- A Comissão de Constituição e Justiça aprovou o Cadastro Nacional de Pessoas Condenadas por Violência contra a Mulher; o projeto segue para o plenário com requerimento de urgência.
- O banco de dados terá sigilo para as vítimas e será compartilhado entre órgãos de segurança pública da União e dos estados, com gestão federal.
- O cadastro pode subsidiar políticas preventivas, contribuir para o aprimoramento de medidas protetivas e ampliar a efetividade da execução penal.

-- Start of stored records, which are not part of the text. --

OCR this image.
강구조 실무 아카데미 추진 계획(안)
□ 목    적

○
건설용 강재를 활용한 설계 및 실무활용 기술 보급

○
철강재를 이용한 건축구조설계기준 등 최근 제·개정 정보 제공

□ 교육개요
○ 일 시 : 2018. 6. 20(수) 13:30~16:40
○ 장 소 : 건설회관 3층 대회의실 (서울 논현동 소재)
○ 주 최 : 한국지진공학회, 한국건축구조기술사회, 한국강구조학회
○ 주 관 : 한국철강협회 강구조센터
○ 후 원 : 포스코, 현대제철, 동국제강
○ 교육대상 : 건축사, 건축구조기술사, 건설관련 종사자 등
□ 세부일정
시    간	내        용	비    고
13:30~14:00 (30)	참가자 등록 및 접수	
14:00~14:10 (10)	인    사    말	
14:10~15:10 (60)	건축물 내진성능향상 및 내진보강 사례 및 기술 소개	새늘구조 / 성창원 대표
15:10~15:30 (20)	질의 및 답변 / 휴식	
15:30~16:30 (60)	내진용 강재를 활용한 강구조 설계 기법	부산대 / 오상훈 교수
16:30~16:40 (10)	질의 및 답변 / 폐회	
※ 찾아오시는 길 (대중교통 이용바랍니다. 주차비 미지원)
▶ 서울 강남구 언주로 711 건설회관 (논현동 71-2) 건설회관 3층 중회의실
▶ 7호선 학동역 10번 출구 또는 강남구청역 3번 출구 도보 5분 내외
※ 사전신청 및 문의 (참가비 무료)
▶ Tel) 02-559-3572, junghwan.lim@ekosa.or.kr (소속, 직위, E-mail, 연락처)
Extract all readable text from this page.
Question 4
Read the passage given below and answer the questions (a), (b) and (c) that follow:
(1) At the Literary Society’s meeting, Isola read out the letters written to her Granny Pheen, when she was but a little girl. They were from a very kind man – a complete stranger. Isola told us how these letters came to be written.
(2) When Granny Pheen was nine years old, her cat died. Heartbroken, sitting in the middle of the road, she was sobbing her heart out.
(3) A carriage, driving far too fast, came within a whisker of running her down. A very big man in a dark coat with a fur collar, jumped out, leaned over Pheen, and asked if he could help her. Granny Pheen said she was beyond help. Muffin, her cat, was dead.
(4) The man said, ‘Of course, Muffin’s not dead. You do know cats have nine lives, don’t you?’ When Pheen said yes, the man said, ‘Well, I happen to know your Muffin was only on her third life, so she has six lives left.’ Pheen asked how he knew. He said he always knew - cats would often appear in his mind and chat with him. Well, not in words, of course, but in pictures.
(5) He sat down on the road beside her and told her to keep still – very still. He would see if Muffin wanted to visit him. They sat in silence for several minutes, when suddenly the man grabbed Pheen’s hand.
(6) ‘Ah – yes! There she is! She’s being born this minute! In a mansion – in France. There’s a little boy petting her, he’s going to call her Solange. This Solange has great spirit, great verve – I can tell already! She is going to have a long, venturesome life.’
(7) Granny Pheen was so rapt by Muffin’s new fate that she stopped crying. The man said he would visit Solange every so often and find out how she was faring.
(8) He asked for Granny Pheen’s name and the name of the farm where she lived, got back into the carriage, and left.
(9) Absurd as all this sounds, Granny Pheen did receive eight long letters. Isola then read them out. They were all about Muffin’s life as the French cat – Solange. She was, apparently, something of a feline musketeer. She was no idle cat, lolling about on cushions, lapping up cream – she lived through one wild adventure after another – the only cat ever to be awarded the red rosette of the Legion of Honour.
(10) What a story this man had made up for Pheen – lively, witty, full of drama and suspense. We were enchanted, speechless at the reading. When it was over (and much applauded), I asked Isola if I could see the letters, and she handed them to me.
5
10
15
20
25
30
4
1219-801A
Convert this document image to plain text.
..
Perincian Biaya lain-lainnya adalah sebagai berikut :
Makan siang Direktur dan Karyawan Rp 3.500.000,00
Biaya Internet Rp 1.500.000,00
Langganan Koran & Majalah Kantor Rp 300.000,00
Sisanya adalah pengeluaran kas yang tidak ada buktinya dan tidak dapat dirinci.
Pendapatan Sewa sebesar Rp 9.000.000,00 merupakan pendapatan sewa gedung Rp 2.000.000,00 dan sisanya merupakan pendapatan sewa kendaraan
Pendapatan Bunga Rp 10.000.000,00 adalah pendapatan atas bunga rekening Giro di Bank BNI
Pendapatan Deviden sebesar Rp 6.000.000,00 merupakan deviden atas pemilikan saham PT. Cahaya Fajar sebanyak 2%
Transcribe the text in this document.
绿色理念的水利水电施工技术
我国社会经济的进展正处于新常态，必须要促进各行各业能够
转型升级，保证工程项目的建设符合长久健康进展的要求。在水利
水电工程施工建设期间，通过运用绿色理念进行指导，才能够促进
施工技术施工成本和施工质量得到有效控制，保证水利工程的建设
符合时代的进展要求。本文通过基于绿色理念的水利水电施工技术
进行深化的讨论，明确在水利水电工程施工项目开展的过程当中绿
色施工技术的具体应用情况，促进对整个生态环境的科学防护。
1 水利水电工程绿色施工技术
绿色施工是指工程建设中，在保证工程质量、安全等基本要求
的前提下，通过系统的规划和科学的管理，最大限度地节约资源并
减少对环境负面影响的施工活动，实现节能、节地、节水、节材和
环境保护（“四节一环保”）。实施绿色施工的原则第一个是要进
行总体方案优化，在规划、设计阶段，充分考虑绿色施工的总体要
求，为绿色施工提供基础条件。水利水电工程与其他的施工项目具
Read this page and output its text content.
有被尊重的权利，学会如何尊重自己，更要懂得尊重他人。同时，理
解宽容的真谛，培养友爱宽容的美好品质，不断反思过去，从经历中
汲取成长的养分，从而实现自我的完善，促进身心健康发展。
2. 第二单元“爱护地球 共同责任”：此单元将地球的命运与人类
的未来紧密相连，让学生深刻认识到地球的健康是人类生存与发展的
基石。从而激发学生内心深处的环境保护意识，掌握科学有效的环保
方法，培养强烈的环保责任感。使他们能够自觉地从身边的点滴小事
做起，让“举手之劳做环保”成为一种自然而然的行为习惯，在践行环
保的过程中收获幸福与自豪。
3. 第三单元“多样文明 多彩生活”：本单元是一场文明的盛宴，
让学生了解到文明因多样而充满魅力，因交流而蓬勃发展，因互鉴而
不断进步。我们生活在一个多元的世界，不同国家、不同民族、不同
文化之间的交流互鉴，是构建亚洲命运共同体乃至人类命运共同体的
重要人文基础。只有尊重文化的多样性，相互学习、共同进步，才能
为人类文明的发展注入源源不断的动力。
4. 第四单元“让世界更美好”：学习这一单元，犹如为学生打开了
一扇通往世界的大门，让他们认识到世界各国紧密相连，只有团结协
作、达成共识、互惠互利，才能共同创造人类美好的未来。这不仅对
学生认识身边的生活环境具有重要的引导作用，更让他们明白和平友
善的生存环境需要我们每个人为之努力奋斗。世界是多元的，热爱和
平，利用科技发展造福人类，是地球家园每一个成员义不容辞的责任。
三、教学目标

- Serão incluídos na lista condenados com trânsito em julgado por feminicídio, estupro (inclusive de vulnerável), assédio e importunação sexual, lesão corporal, perseguição, violência psicológica, violação sexual mediante fraude e registro não autorizado da intimidade sexual.
- Devem constar na lista o nome, documentos, fotografia, impressões digitais e endereço; as informações ficam até o fim da pena ou por três anos, se a pena for menor.
O Cadastro Nacional de Pessoas Condenadas por Violência contra a Mulher foi aprovado na Comissão de Constituição e Justiça (CCJ) e será levado ao plenário da Câmara com requerimento de urgência. A proposta prevê a criação de um banco de dados de infratores, com sigilo para as vítimas e compartilhamento entre órgãos de segurança pública da União e dos estados, sob gestão federal.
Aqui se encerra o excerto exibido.